Selon une étude publiée le 24 août 2026 par le Conseil danois pour les réfugiés (DRC), le phénomène climatique El Niño, qui se manifeste progressivement dans la Corne de l’Afrique, devrait exacerber les inondations lors de la saison des pluies à venir. Les modélisations de l’ONG, ciblant quatre pays est-africains (Kenya, Ouganda, Somalie, Soudan du Sud), prévoient que jusqu’à 10 millions de personnes seront affectées, entraînant le déplacement de plusieurs millions de citoyens.
Pauline Wesolek, conseillère en plaidoyer et communication pour l’Afrique de l’Est et les Grands Lacs au DRC, souligne que ces prévisions constituent un signal d’alarme. Dans le scénario le plus préoccupant, environ 3 millions de personnes pourraient être déplacées dans ces pays. Wesolek met en avant que les populations les plus vulnérables, notamment les réfugiés et ceux déjà déplacés par des conflits ou d’autres chocs climatiques, sont souvent celles qui habitent les zones les plus à risque pour les inondations et la sécheresse.

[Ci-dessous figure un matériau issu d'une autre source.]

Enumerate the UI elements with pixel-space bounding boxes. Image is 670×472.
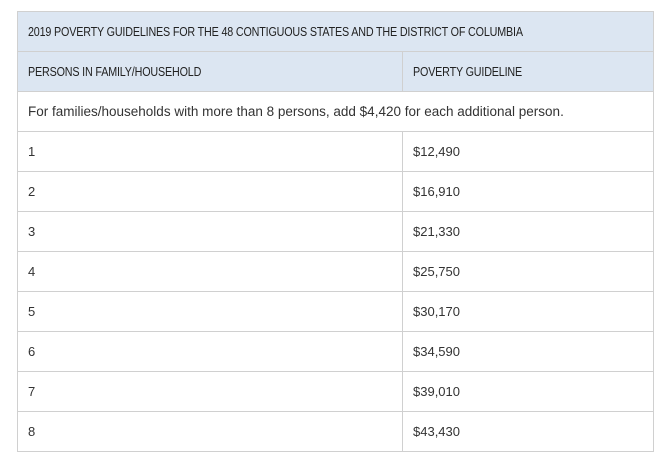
guideline-cell: $34,590: [402, 331, 654, 372]
table-title-row: 2019 POVERTY GUIDELINES FOR THE 48 CONTI…: [17, 11, 654, 52]
guideline-cell: $43,430: [402, 411, 654, 452]
guideline-cell: $25,750: [402, 251, 654, 292]
persons-cell: 4: [17, 251, 403, 292]
table-row: 3 $21,330: [17, 211, 654, 252]
persons-cell: 6: [17, 331, 403, 372]
persons-cell: 5: [17, 291, 403, 332]
table-title: 2019 POVERTY GUIDELINES FOR THE 48 CONTI…: [28, 24, 523, 39]
guideline-cell: $12,490: [402, 131, 654, 172]
table-row: 8 $43,430: [17, 411, 654, 452]
guideline-cell: $21,330: [402, 211, 654, 252]
table-row: 4 $25,750: [17, 251, 654, 292]
persons-cell: 2: [17, 171, 403, 212]
persons-cell: 7: [17, 371, 403, 412]
table-row: 5 $30,170: [17, 291, 654, 332]
header-persons-cell: PERSONS IN FAMILY/HOUSEHOLD: [17, 51, 403, 92]
guideline-cell: $30,170: [402, 291, 654, 332]
guideline-cell: $16,910: [402, 171, 654, 212]
table-row: 1 $12,490: [17, 131, 654, 172]
header-persons: PERSONS IN FAMILY/HOUSEHOLD: [28, 64, 202, 79]
poverty-guidelines-table: 2019 POVERTY GUIDELINES FOR THE 48 CONTI…: [17, 11, 654, 452]
persons-cell: 3: [17, 211, 403, 252]
table-note-row: For families/households with more than 8…: [17, 91, 654, 132]
table-title-cell: 2019 POVERTY GUIDELINES FOR THE 48 CONTI…: [17, 11, 654, 52]
persons-cell: 8: [17, 411, 403, 452]
persons-cell: 1: [17, 131, 403, 172]
guideline-cell: $39,010: [402, 371, 654, 412]
table-header-row: PERSONS IN FAMILY/HOUSEHOLD POVERTY GUID…: [17, 51, 654, 92]
table-note: For families/households with more than 8…: [17, 91, 654, 132]
header-guideline-cell: POVERTY GUIDELINE: [402, 51, 654, 92]
header-guideline: POVERTY GUIDELINE: [413, 64, 522, 79]
table-row: 7 $39,010: [17, 371, 654, 412]
table-row: 2 $16,910: [17, 171, 654, 212]
table-row: 6 $34,590: [17, 331, 654, 372]
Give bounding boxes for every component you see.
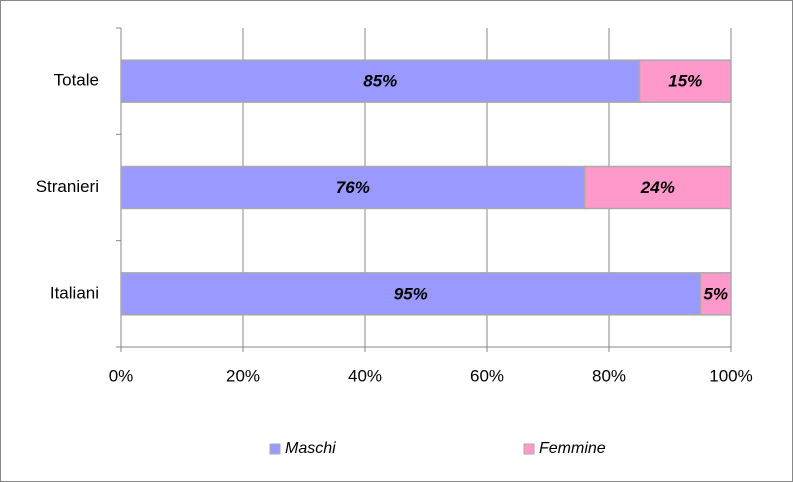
- y-tick-label: Stranieri: [36, 177, 99, 196]
- x-tick-label: 0%: [109, 366, 134, 385]
- x-tick-label: 60%: [470, 366, 504, 385]
- legend-label: Maschi: [285, 440, 336, 457]
- bar-segment: [699, 272, 732, 316]
- value-label: 5%: [703, 284, 728, 303]
- bar-segment: [583, 165, 732, 210]
- y-tick-label: Italiani: [50, 283, 99, 302]
- bar-segment: [120, 272, 702, 316]
- value-label: 15%: [668, 72, 702, 91]
- x-tick-label: 80%: [592, 366, 626, 385]
- y-tick-label: Totale: [54, 71, 99, 90]
- bar-segment: [638, 59, 732, 103]
- bar-segment: [120, 165, 586, 210]
- legend-label: Femmine: [539, 440, 606, 457]
- x-tick-label: 100%: [709, 366, 752, 385]
- bar-segment: [120, 59, 641, 103]
- x-tick-label: 40%: [348, 366, 382, 385]
- legend-swatch: [269, 443, 281, 455]
- value-label: 95%: [394, 284, 428, 303]
- x-tick-label: 20%: [226, 366, 260, 385]
- legend-swatch: [523, 443, 535, 455]
- value-label: 85%: [363, 72, 397, 91]
- value-label: 24%: [640, 178, 675, 197]
- value-label: 76%: [336, 178, 370, 197]
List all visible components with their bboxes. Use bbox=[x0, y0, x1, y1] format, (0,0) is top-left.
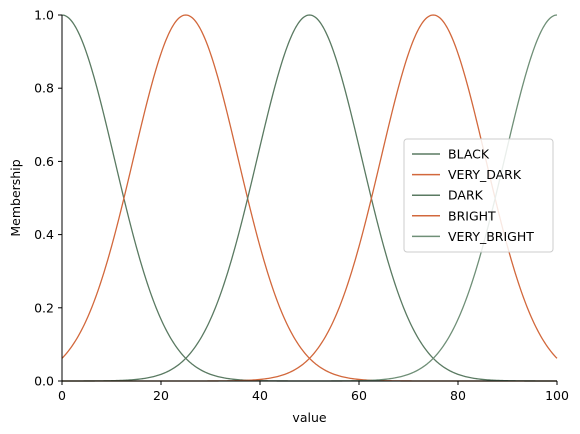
legend-label: DARK bbox=[448, 188, 484, 203]
x-tick-label: 60 bbox=[351, 388, 367, 403]
x-axis-ticks: 0 20 40 60 80 100 bbox=[58, 381, 569, 403]
legend-entry: BLACK bbox=[412, 147, 490, 162]
x-tick-label: 0 bbox=[58, 388, 66, 403]
legend-entry: VERY_BRIGHT bbox=[412, 229, 534, 244]
x-tick-label: 80 bbox=[450, 388, 466, 403]
y-tick-label: 0.2 bbox=[34, 300, 54, 315]
legend-label: VERY_DARK bbox=[448, 167, 522, 182]
legend-label: BLACK bbox=[448, 147, 490, 162]
legend-entry: DARK bbox=[412, 188, 484, 203]
legend: BLACK VERY_DARK DARK BRIGHT VERY_BRIGHT bbox=[403, 138, 554, 253]
series-line-dark bbox=[62, 14, 557, 382]
y-axis-ticks: 0.0 0.2 0.4 0.6 0.8 1.0 bbox=[34, 8, 62, 389]
y-tick-label: 0.0 bbox=[34, 374, 54, 389]
x-tick-label: 20 bbox=[153, 388, 169, 403]
x-tick-label: 40 bbox=[252, 388, 268, 403]
legend-entry: BRIGHT bbox=[412, 208, 496, 223]
legend-box bbox=[403, 138, 554, 253]
plot-area: 0 20 40 60 80 100 0.0 0.2 0.4 0.6 0.8 1.0 bbox=[34, 8, 569, 404]
x-axis-title: value bbox=[292, 410, 326, 425]
y-tick-label: 1.0 bbox=[34, 8, 54, 23]
y-tick-label: 0.8 bbox=[34, 81, 54, 96]
x-tick-label: 100 bbox=[545, 388, 569, 403]
y-axis-title: Membership bbox=[8, 159, 23, 236]
legend-label: VERY_BRIGHT bbox=[448, 229, 534, 244]
y-tick-label: 0.6 bbox=[34, 154, 54, 169]
y-tick-label: 0.4 bbox=[34, 227, 54, 242]
legend-label: BRIGHT bbox=[448, 208, 496, 223]
legend-entries: BLACK VERY_DARK DARK BRIGHT VERY_BRIGHT bbox=[412, 147, 534, 244]
legend-entry: VERY_DARK bbox=[412, 167, 522, 182]
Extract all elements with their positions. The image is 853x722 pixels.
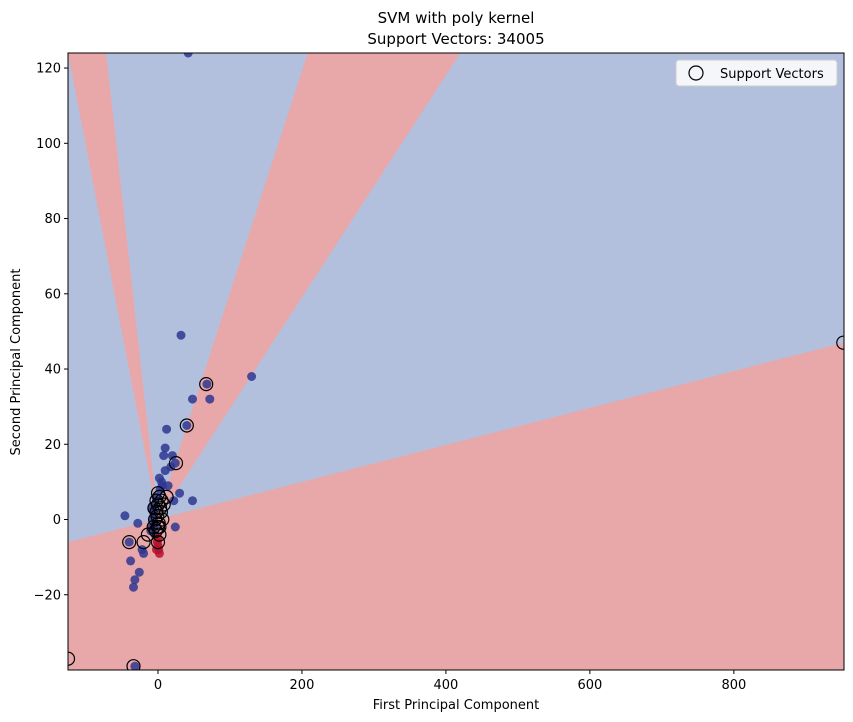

Actuellement, les effets d’El Niño se manifestent principalement par des sécheresses, mais des inondations significatives sont attendues à partir d’octobre, pouvant se prolonger jusqu’en 2027 pour la Somalie. Les inondations dans cette région sont particulièrement dévastatrices et leur impact sur les personnes touchées est considérable.
Des systèmes d’alerte précoce existent, comme celui mis en place par une compagnie de téléphonie en Somalie en 2023, qui envoie des messages sur les téléphones portables. Le DRC a également initié des campagnes de sensibilisation dans les camps de déplacés, informant les populations sur les risques et les mes à suivre. Cependant, la capacité d’action des personnes vulnérables demeure limitée, car beaucoup vivent dans des abris précaires qui ne les protègent pas des intempéries.
Les actions préventives, telles que l’assistance financière avant les inondations, sont cruciales. En 2023, 90 % des bénéficiaires de cette aide ont pu se mettre en sécurité, améliorant ainsi leur sécurité d’emploi et nutritionnelle.